In 1773, Bouchette married Marie-Angélique Duhamel, daughter of Captain Julien Duhamel (1723–1778) and Marie-Angelique, daughter of Francois Dupolo Duval and Marie-Anne Boucher de la Bouteillerie (1675–1762). Madame Bouchette's father, like himself, was a native of Saint-Malo who settled at Quebec City in 1753. The Bouchettes were the parents of nine children, including Colonel Joseph Bouchette., who surveyed and described both the lower and upper province.

Bouchette fitted out and armed his own schooner for His Majesty's service during the American War. In 1775, Bouchette's schooner was armed to assist in the defence of Quebec against the American invasion. It served as one of the escort vessels for the convoy evacuating Montreal. She was burned by the rebels. When the convoy became trapped due to unfavourable winds, Bouchette piloted a small boat to help General Guy Carleton and Charles-Louis Tarieu de Lanaudière, his aide-de-camp, escape the American batteries.
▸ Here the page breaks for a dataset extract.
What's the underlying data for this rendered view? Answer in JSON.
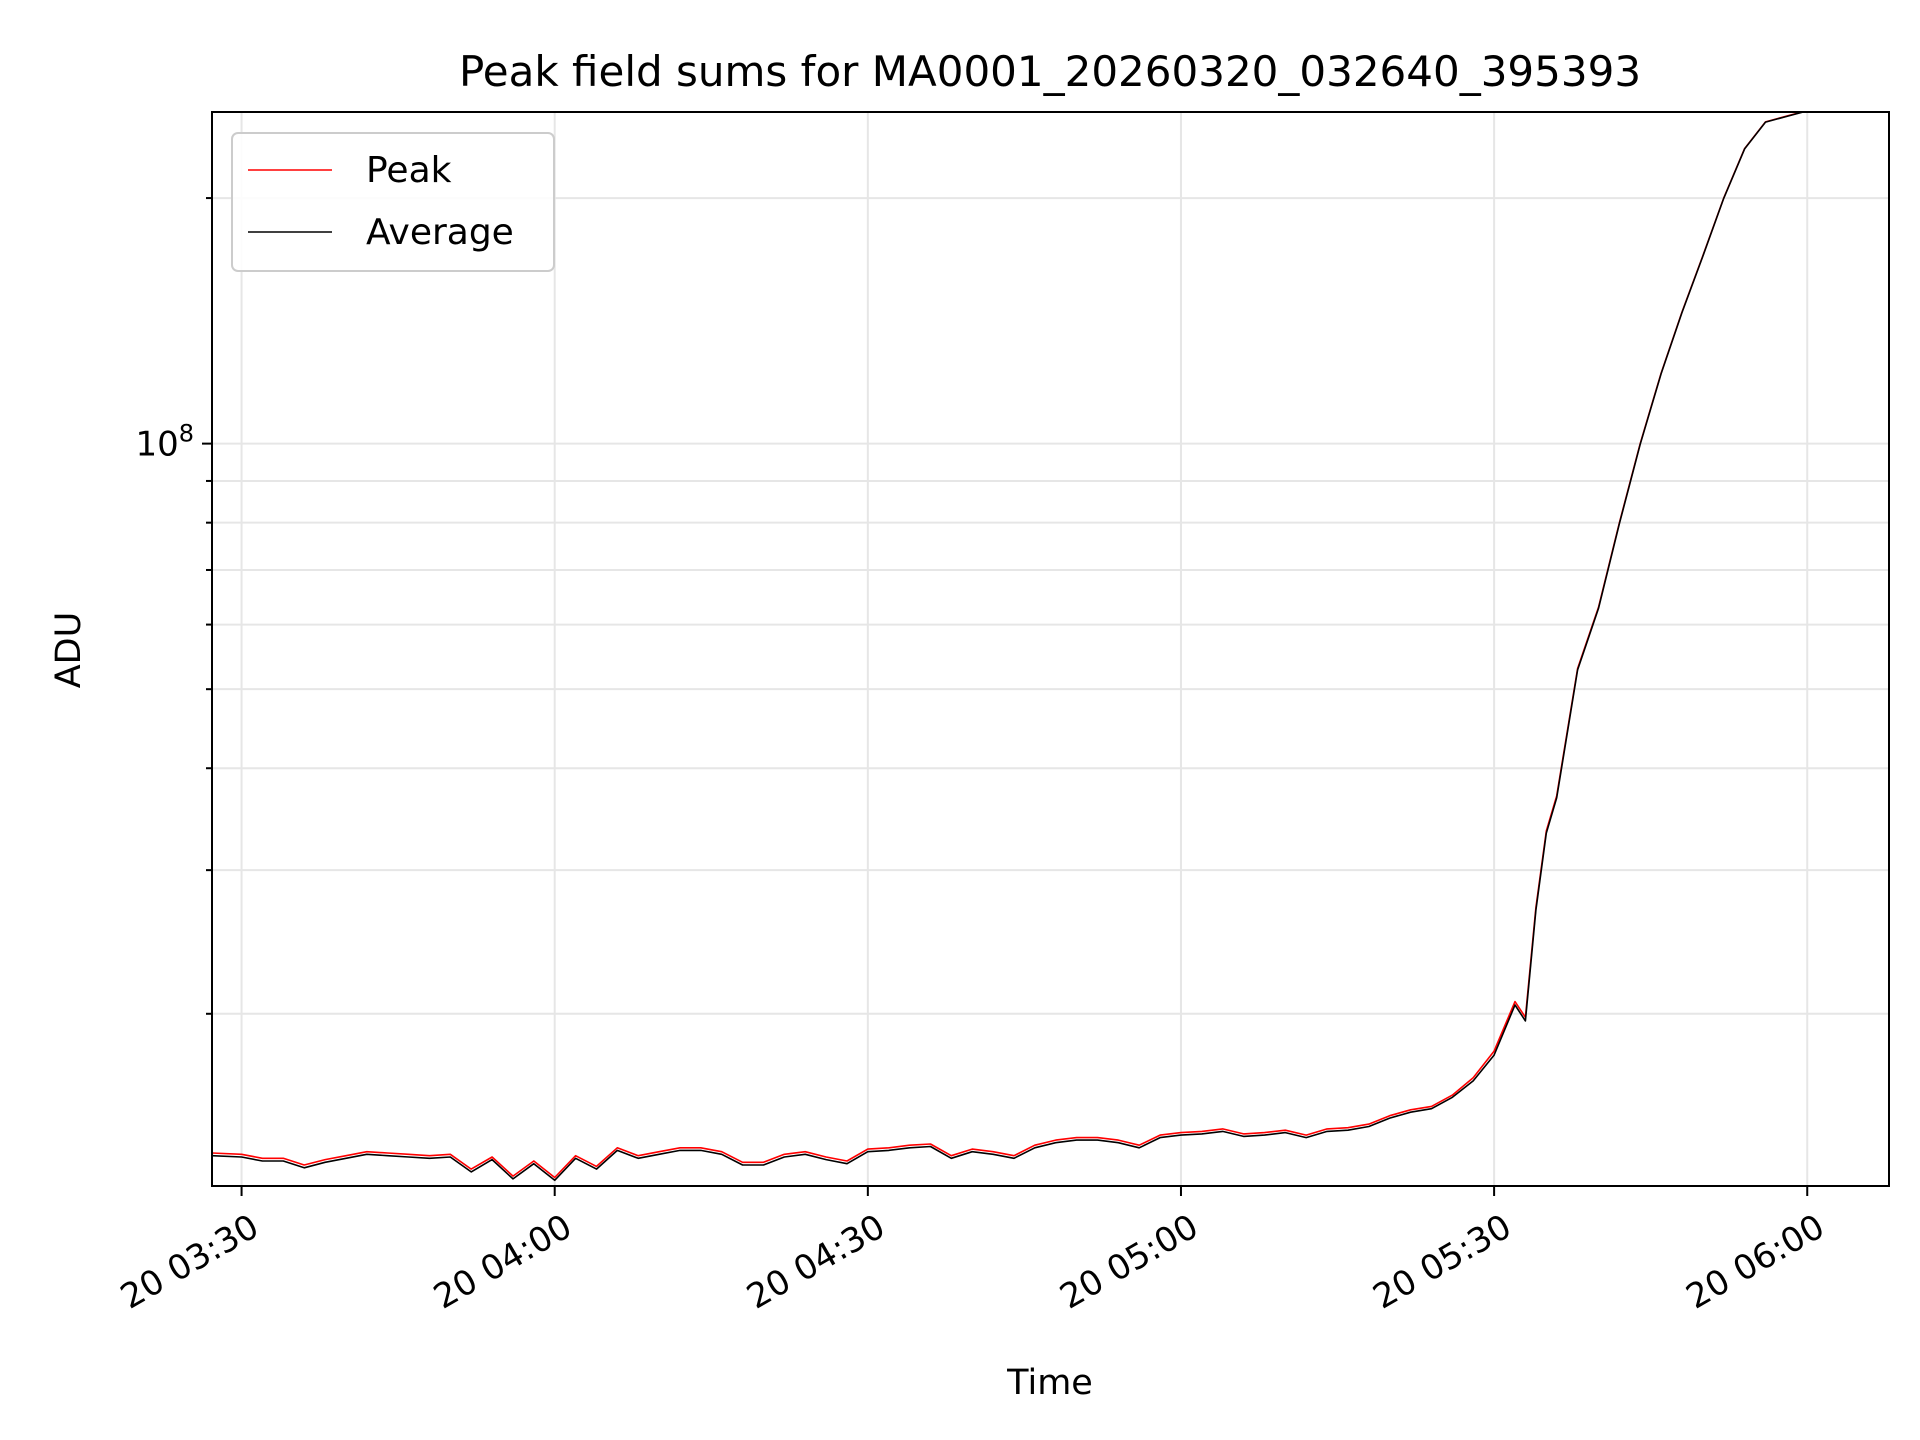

In gratitude, Bouchette was granted a commission in an artillery company and on 28 April 1776 he was made a lieutenant of militia and given command of an armed sloop Hope. He served during the siege of Montreal, 1775–6. On 11 September 1777 he was made a master and commander and captained the Seneca, which patrolled the Great Lakes on Lake Ontario.

Bouchette was discharged in 1784. By 1788 Bouchette had returned to private life in Quebec, but it was not to last long. In 1791 he returned to Lake Ontario reappointed as master and commander in the Provincial Marine and by 1802-04 was the senior officer on the lake.

Bouchete became increasingly disillusioned with the military and in 1803, after a confrontation with a senior officer, he was brought in front of an inquiry which upheld three charges against him. Bouchette returned to Quebec and died on 28 April 1804.